From 25th May the records show Harry’s health deteriorates and Yvonne makes several remarks of him being “extremely unwell”.

She told us, “I knew Harry wasn’t well. It’s there in the database.

“He was off form. I knew he wasn’t right. Harry had this thing - if he was in foul form - he would sit and cup his ears. On a side note, it could have been sensory overload, blocking things out. But I knew he wasn’t himself. Harry would sell his soul for onions, and he wasn’t having it. You’d know he wasn’t enjoying the grapes and onions when you gave them to him.

“I noticed he didn’t want to train or if he did, he’d half do it. I started writing down maybe someone needs to have a look and see. He wasn’t in great form.

“It was around two months before he died. I kept writing it down. I hoped someone would take me up on it.

“He wasn’t an old animal, he was 29, silverbacks they live until their 40s. There was no change in food, staff or his home. So, it had to be something else, something wasn’t right... I thought it warranted further investigation.

“No vet came until the very end.
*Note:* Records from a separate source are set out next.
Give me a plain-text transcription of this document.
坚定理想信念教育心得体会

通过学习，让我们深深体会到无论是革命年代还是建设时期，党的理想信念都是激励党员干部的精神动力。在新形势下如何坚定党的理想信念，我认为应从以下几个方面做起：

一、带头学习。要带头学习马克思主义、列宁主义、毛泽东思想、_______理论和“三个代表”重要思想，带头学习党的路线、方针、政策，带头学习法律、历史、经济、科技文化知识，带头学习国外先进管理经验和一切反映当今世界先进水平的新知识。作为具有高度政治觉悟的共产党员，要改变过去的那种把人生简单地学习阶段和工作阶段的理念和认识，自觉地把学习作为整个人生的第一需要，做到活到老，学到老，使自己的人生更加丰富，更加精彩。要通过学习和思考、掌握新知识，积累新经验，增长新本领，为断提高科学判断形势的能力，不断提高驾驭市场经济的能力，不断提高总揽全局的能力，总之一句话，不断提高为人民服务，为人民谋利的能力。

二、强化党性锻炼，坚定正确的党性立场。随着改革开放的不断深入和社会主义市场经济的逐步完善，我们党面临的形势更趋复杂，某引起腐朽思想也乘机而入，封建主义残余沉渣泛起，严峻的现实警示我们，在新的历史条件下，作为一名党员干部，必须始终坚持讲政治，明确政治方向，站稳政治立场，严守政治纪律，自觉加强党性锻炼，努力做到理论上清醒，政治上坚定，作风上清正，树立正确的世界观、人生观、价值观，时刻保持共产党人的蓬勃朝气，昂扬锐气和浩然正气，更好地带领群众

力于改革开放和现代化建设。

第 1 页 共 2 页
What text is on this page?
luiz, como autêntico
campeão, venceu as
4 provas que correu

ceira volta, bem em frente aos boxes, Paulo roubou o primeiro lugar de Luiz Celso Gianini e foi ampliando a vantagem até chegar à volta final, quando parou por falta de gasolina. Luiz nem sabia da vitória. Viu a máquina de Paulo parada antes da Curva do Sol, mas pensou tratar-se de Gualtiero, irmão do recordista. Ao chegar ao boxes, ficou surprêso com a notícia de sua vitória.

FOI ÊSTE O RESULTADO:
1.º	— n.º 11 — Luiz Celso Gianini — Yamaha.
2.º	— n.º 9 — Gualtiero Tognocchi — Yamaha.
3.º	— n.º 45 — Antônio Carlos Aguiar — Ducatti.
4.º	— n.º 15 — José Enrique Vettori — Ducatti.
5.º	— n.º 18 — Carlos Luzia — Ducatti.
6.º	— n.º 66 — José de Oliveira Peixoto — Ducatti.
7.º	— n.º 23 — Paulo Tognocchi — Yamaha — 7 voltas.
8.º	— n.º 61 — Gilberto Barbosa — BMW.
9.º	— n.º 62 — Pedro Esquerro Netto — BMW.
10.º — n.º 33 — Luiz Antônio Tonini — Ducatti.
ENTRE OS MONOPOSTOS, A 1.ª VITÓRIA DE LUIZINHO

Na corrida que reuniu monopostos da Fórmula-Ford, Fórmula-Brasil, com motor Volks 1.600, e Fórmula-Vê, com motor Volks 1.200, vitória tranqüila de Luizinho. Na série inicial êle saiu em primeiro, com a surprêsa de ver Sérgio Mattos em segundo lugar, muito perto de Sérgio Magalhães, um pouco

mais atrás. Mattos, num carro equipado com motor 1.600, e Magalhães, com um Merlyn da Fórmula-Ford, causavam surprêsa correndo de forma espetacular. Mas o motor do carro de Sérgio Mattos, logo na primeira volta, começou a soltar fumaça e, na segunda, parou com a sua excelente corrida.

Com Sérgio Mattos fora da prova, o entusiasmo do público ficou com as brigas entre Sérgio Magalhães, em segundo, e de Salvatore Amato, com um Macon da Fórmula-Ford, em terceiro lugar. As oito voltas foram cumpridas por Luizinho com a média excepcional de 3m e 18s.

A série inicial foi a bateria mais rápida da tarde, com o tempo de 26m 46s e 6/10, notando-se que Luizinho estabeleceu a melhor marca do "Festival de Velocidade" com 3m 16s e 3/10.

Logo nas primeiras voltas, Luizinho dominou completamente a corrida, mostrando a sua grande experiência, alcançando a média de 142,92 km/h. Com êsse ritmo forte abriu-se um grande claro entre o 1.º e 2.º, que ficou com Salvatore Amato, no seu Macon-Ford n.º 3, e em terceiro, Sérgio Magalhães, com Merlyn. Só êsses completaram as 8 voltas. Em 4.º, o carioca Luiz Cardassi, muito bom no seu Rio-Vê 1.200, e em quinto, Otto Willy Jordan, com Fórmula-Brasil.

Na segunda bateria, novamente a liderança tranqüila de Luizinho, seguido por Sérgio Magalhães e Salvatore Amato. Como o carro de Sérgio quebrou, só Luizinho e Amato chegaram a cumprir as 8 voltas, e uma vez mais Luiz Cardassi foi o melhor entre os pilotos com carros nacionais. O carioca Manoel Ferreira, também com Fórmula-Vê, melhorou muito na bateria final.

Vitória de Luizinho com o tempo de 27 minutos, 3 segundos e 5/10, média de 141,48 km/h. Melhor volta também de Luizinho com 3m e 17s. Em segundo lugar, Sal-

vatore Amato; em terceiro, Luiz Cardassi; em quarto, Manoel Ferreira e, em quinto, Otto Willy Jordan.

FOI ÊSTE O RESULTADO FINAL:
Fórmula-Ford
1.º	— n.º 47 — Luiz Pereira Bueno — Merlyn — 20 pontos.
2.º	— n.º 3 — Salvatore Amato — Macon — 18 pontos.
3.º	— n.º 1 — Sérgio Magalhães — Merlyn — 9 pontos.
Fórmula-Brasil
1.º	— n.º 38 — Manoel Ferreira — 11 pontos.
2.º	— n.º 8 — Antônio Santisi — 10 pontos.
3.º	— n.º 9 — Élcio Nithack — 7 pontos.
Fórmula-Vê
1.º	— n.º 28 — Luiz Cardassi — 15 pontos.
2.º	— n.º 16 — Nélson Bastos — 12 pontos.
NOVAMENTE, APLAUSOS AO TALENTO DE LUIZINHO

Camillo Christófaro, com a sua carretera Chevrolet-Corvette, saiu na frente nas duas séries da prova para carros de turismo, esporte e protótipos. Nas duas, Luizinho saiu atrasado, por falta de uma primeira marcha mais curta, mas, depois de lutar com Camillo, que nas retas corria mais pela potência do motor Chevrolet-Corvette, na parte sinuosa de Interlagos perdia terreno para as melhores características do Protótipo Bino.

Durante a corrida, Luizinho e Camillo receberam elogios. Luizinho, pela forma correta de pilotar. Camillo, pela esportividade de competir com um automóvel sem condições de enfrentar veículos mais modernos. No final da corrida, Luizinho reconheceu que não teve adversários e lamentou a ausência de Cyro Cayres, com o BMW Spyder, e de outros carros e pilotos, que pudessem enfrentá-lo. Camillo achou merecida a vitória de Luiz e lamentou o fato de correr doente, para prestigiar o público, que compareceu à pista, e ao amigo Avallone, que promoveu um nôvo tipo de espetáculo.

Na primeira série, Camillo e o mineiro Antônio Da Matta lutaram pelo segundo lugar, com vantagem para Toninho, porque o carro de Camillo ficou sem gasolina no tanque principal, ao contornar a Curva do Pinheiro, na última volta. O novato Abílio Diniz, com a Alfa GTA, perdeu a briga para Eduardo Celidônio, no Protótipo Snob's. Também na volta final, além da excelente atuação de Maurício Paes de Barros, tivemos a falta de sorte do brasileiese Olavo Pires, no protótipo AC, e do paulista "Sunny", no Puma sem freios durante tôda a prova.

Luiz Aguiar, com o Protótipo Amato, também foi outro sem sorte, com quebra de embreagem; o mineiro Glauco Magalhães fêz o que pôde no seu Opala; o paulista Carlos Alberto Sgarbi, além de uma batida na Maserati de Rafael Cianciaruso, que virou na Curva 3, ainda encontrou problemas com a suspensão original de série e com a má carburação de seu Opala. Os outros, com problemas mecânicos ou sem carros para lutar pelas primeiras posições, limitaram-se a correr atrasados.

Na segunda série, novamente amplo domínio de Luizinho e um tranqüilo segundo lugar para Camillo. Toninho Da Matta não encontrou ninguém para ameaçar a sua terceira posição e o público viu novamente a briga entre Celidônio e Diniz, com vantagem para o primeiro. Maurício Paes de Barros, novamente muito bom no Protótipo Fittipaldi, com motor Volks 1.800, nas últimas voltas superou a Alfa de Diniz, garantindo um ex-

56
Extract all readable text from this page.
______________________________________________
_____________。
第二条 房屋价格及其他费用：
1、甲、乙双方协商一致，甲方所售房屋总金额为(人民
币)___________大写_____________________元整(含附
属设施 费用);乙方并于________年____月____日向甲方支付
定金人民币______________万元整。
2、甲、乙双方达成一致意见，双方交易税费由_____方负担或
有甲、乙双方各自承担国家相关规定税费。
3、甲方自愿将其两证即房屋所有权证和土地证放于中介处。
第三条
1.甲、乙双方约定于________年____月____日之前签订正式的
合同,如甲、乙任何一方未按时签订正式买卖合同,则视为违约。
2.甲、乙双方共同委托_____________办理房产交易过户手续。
And there were very obvious signs of physical illness.

“I clearly recall about a week before a vet was called in but by then he was very unwell. He had liquid diarrhoea; something was not right here. I was asking, can someone please help him it’s not right. It’s Harry, we owed him, we have to do something.

“I know Harry was let down so badly. I know now animals should not be in zoos, they are not for captivity, you can call it what you like, enclosure, safety, conservation, but an animal should be in the wild. I actually knew when I joined the zoo it was wrong to be there, but I was a young student out of college. I left after Harry. It was over for me there.

“The person who owns the keys runs your life. The zoo decides when you eat, where you live, who you breed with and your whole life is laid out for you. They have no choice. We owed Harry so much more and I will never get over him. Never. I pray for him, I am glad he is dead because he is free, no more breeding, no more lock ups and no more control.”